I am currently working in an area where within the last month two people died from being outside. I am dead serious: they were outside, dehydrated, and died. THAT is nature. In contrast, artificial interventions such as artificial refrigeration, insulation, camelbacks, backpacks, hats, high-tech fabrics, etc. have kept those working under me alive. Pretty clearly illustrates the errors of the OP, I should think.
As for randomly selecting something in nature, it's an issue of scale. On average, if we limit ourselves to Earth, what you select will be under enough pressure to turn your bones int diamonds, and hot enough to flash-boil you while it lights your bones on fire. If we expand our scale to include even the Earth/Moon system, on average you will select nothing. If we limit ourselves to a random thing in an ecosystem, it'll be air, soil, or water. My point is that the question makes a presupposition regarding the nature of reality that simply doesn't stand up to even the most casual critical analysis.

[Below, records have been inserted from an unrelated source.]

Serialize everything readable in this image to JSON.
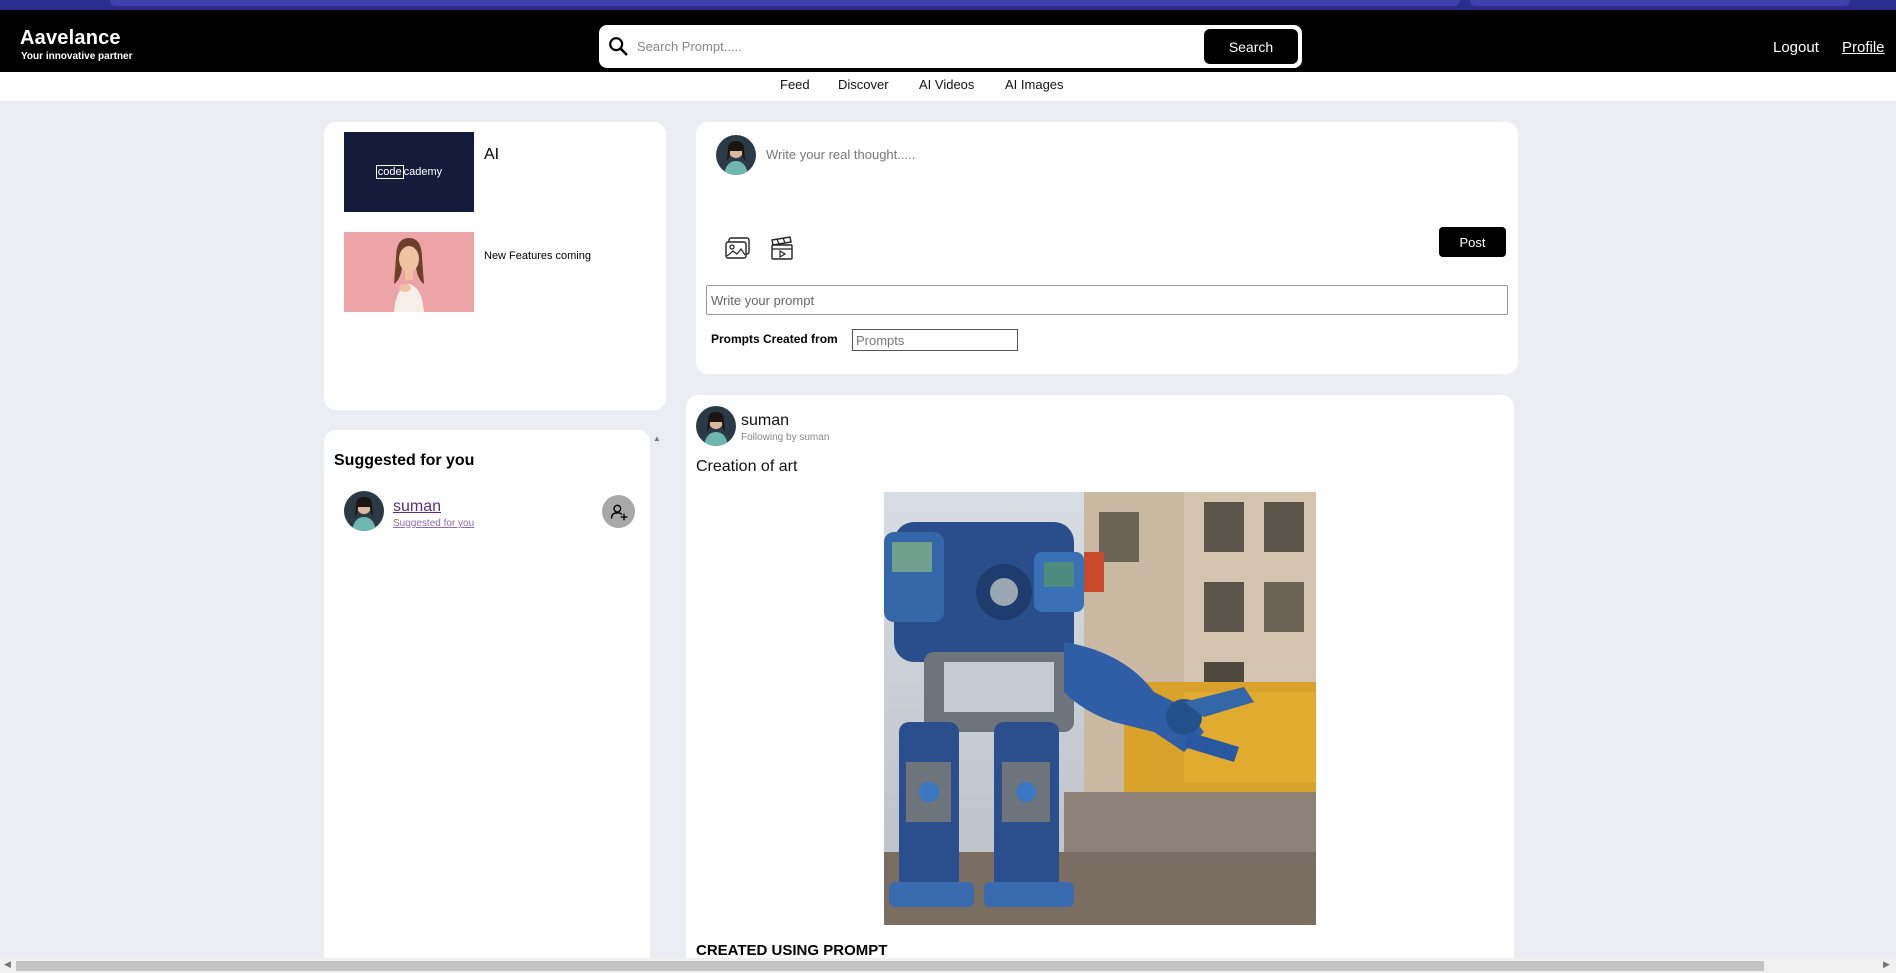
{
  "brand": {
    "name": "Aavelance",
    "tagline": "Your innovative partner"
  },
  "search": {
    "placeholder": "Search Prompt.....",
    "button_label": "Search",
    "icon": "search-icon"
  },
  "header_links": {
    "logout": "Logout",
    "profile": "Profile"
  },
  "nav": {
    "items": [
      {
        "label": "Feed"
      },
      {
        "label": "Discover"
      },
      {
        "label": "AI Videos"
      },
      {
        "label": "AI Images"
      }
    ]
  },
  "ads": [
    {
      "logo_text_boxed": "code",
      "logo_text": "cademy",
      "title": "AI"
    },
    {
      "title": "New Features coming"
    }
  ],
  "suggested": {
    "title": "Suggested for you",
    "items": [
      {
        "name": "suman",
        "subtitle": "Suggested for you",
        "action_icon": "add-user-icon"
      }
    ]
  },
  "compose": {
    "thought_placeholder": "Write your real thought.....",
    "image_icon": "image-icon",
    "video_icon": "clapperboard-icon",
    "post_label": "Post",
    "prompt_placeholder": "Write your prompt",
    "prompts_label": "Prompts Created from",
    "prompts_source_placeholder": "Prompts"
  },
  "feed": {
    "posts": [
      {
        "author": "suman",
        "following_text": "Following by suman",
        "caption": "Creation of art",
        "image_description": "robot-art",
        "prompt_heading": "CREATED USING PROMPT"
      }
    ]
  },
  "colors": {
    "topbar": "#000000",
    "page_background": "#eaedf2",
    "card": "#ffffff",
    "button_dark": "#000000",
    "follow_button": "#a8a8a8"
  }
}
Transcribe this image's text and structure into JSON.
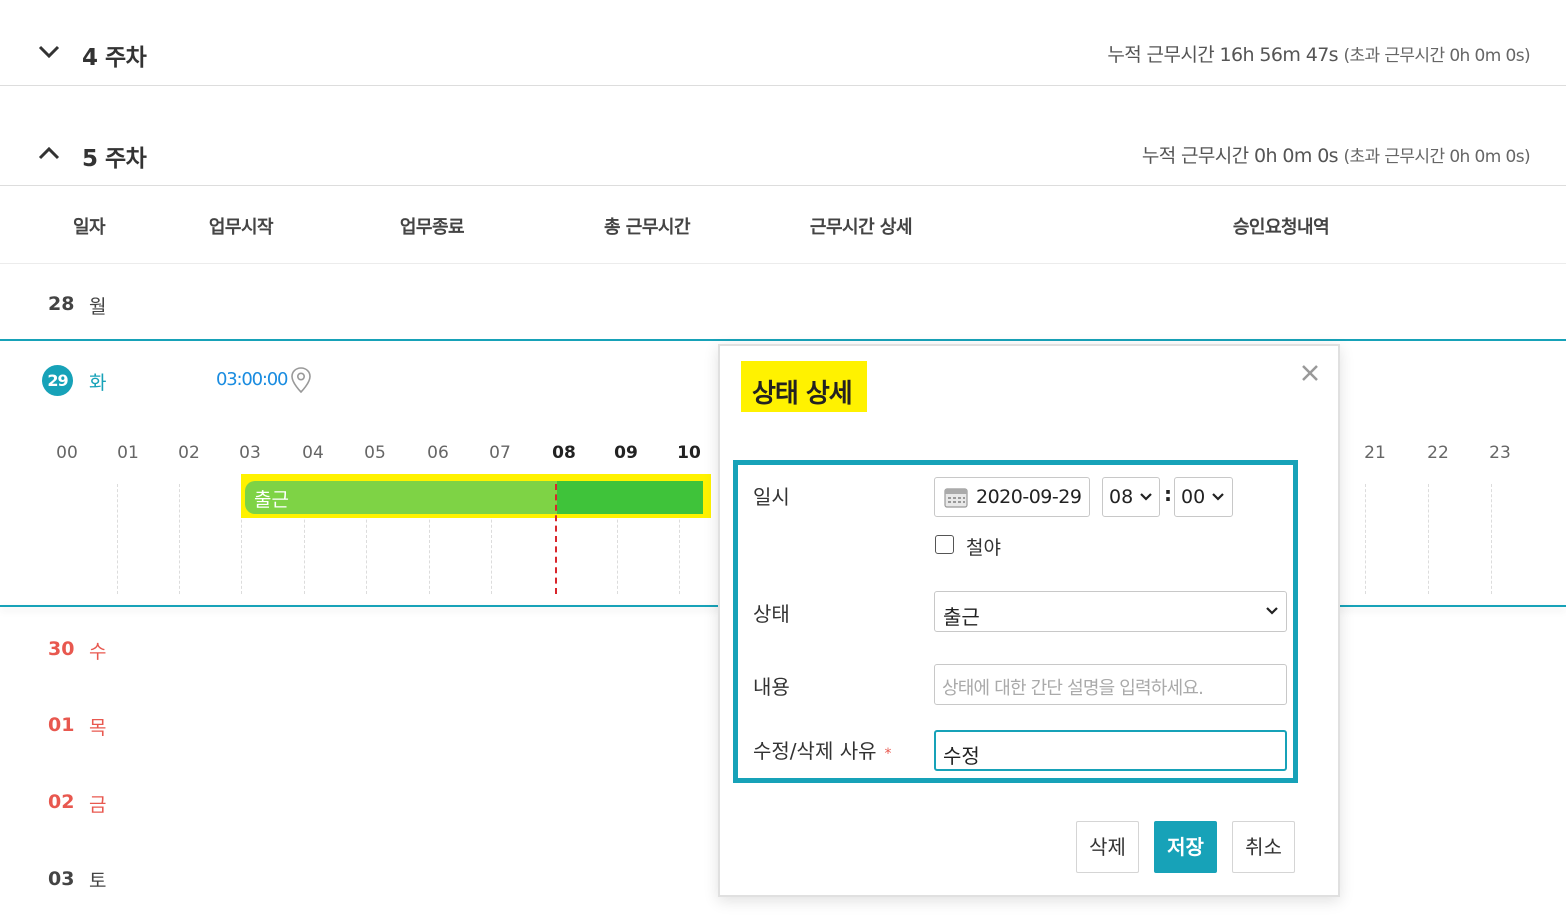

If we limit ourselves to foodstuffs, it actually gets worse. I'm currently in the Mojave Desert. Many of the staples of this area prior to Europeans ariving on the scene required extensive processing--baking in limestone pits, for example, or soaking in rivers. Even meat is extremely dangerous if you don't process it. We don't just cook meat because we like grill marks.
The real issue with edible items found in nature in regards to health is that the concentration of any useful chemical will be highly variable. Well, the concentration of ALL chemicals will be highly variable--meaning that you may get a lot of the good stuff and little of the bad stuff, vice versa, or anything in between.
There are two issues with artificial chemicals intended for human consumption: concentration and synergy. Artificial chemicals are always (or almost always) at higher concentrations than they can be found in nature, which can cause problems. And artificial chemicals are typically far more pure than their natural counterparts, which means they lack any other chemicals to synergystically interact with. Either of these can be overcome--primarily because we can know there's something TO overcome. In natural items, this is not the case. You can't fix what you don't know is broken.
phildonnia said:
In the abstract, I would sooner eat a random chemical found in the ancestral environment than a random synthetic chemical.
In all honesty, and without any hyperbole or exageration, I would probably kill anyone who demanded I make that choice. I would consider it an act of self defence--no one who forced me to make such a choice could be viewed, rationally, as anything other than a deadly foe intent on killing me.